Le bouclier du temps [The Shield of Time - fr]
- Автор: Андерсон Пол Уильям
- Год: 2009
- Язык: французский
- Год: B
- ISBN: 978-2-84344-092-2
- Переводчик: Jean-Daniel Breque
- Жанр: Альтернативная история
Электронная книга - «Le bouclier du temps [The Shield of Time - fr]». Краткое содержание книги:
Ho-oh ! Alors c’est lui, le « cousin » de Théonis. Everard s’accrocha à cette révélation pour juguler la fascination qui le gagnait insidieusement.
« Et Buleni a gaspillé encore plus d’années, sans parler des épreuves qu’il a dû affronter, insista Draganizu.
— Sa récompense n’en sera que plus douce, railla Raor.
— Si Sauvo ne prend même pas la peine d’arriver à l’heure à ses rendez-vous…»
Raor leva une main que Botticelli eût pu peindre.
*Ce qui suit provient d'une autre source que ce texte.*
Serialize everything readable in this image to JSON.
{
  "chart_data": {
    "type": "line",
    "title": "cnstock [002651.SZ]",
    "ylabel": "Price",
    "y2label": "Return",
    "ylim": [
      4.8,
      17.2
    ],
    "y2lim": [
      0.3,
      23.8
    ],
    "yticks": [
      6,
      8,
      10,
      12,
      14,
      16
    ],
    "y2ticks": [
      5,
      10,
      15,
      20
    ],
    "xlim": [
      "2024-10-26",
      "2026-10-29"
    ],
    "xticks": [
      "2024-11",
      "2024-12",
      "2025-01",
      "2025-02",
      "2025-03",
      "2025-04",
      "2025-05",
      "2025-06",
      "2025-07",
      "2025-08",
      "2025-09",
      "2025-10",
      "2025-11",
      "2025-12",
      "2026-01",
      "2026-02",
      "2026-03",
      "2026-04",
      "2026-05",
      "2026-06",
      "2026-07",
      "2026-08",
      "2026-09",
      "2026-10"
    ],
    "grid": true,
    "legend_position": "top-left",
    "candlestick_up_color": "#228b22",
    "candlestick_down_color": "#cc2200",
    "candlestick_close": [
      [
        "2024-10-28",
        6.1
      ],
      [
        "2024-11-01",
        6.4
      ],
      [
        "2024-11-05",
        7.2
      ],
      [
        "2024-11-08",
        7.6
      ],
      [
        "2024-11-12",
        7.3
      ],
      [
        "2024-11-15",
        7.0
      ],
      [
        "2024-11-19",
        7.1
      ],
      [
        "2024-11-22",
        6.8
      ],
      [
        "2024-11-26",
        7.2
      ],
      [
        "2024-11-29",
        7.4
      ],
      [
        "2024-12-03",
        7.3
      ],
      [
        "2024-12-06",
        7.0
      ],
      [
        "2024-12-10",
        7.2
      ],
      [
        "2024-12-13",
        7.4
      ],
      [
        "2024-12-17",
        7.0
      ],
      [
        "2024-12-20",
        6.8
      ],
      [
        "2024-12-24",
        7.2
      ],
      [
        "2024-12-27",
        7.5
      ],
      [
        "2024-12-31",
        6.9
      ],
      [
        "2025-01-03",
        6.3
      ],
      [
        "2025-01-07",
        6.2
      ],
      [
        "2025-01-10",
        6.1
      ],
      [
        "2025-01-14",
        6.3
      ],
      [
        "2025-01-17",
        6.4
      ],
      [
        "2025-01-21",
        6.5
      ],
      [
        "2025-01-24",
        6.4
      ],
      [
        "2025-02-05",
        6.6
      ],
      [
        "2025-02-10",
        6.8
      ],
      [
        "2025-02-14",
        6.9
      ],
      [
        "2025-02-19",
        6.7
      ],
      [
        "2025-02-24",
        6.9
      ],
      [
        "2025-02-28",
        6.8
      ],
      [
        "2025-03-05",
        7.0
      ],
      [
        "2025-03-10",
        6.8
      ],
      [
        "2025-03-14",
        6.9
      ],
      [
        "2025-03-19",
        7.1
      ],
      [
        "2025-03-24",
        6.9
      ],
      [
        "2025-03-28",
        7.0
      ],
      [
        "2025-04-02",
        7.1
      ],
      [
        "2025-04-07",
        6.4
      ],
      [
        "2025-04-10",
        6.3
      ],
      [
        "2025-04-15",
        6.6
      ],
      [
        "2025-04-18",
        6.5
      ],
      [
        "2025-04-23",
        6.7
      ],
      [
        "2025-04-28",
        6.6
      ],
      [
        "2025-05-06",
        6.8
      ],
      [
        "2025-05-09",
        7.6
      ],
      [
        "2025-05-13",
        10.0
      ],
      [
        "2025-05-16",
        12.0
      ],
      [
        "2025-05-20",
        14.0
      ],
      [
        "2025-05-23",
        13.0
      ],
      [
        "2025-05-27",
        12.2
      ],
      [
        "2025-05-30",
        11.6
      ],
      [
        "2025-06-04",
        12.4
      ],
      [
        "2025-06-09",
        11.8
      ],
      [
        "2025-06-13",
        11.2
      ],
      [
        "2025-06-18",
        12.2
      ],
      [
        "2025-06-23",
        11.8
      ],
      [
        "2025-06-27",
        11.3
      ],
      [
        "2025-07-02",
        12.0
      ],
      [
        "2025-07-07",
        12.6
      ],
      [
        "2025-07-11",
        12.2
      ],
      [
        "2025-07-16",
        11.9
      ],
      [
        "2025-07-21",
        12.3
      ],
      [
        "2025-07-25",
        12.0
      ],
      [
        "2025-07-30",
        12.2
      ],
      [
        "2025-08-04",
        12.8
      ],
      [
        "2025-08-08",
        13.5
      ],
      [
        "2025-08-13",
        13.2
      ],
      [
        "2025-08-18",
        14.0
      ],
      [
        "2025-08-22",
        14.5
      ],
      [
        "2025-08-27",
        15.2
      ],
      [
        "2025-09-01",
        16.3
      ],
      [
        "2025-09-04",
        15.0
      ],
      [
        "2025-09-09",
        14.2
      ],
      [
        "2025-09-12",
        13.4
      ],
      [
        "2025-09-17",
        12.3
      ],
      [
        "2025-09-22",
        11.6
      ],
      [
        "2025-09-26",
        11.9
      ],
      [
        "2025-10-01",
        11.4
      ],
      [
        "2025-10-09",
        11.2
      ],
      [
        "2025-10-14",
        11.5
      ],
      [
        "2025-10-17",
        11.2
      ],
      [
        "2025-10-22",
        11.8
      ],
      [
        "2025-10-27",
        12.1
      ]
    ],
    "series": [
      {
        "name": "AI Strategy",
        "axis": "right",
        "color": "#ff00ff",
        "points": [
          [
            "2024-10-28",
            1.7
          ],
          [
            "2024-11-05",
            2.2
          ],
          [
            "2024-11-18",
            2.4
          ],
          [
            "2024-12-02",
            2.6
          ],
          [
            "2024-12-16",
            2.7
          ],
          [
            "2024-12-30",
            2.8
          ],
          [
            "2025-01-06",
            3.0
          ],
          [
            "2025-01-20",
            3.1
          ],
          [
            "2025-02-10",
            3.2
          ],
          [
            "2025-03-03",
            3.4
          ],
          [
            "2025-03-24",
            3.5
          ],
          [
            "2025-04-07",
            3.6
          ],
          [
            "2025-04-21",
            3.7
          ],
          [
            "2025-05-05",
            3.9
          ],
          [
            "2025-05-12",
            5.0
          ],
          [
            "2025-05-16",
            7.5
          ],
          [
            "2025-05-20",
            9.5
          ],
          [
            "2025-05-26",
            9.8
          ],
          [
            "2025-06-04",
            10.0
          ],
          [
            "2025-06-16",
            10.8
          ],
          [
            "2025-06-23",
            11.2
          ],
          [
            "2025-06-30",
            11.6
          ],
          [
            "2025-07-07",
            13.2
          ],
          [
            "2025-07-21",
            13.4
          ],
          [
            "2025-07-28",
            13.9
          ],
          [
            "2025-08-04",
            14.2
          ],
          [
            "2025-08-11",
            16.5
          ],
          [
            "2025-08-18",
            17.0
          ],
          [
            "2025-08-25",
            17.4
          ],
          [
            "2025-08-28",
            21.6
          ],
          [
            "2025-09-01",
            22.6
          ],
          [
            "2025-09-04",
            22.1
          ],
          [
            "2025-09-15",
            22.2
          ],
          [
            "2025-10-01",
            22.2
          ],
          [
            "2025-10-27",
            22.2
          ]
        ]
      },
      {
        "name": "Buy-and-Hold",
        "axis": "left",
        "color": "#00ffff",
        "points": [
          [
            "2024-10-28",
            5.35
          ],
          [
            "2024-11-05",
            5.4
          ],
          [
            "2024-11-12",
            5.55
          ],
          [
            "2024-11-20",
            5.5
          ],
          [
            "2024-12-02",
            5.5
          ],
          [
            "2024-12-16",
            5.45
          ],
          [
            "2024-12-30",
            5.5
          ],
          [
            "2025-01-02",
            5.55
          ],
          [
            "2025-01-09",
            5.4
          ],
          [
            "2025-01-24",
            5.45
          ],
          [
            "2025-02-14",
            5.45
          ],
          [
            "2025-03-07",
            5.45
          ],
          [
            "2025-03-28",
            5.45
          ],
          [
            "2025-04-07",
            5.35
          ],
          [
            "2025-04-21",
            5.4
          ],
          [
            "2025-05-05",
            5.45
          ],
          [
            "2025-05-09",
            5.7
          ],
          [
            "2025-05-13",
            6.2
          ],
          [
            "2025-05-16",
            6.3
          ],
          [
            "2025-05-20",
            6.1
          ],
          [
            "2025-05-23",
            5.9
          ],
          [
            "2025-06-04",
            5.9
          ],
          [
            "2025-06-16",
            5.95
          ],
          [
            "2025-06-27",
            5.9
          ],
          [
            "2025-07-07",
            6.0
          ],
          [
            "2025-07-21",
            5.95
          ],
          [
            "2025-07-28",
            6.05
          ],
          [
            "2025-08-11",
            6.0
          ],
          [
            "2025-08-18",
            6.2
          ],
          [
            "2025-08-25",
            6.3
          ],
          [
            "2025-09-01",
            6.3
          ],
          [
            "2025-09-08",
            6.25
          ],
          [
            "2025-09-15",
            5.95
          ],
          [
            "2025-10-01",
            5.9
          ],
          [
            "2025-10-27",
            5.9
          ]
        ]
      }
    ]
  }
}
Elle inclina sa tête couronnée de tresses noires. « Ah ! je crois que c’est lui. »
Un nouvel Exaltationniste fit son entrée. Sa beauté était plus fruste que celle de Draganizu. Il portait une tunique et des sandales tout à fait ordinaires. Raor se pencha en avant, affichant une certaine excitation. « Tu as refermé la porte derrière toi ? s’enquit-elle. Je n’ai rien entendu.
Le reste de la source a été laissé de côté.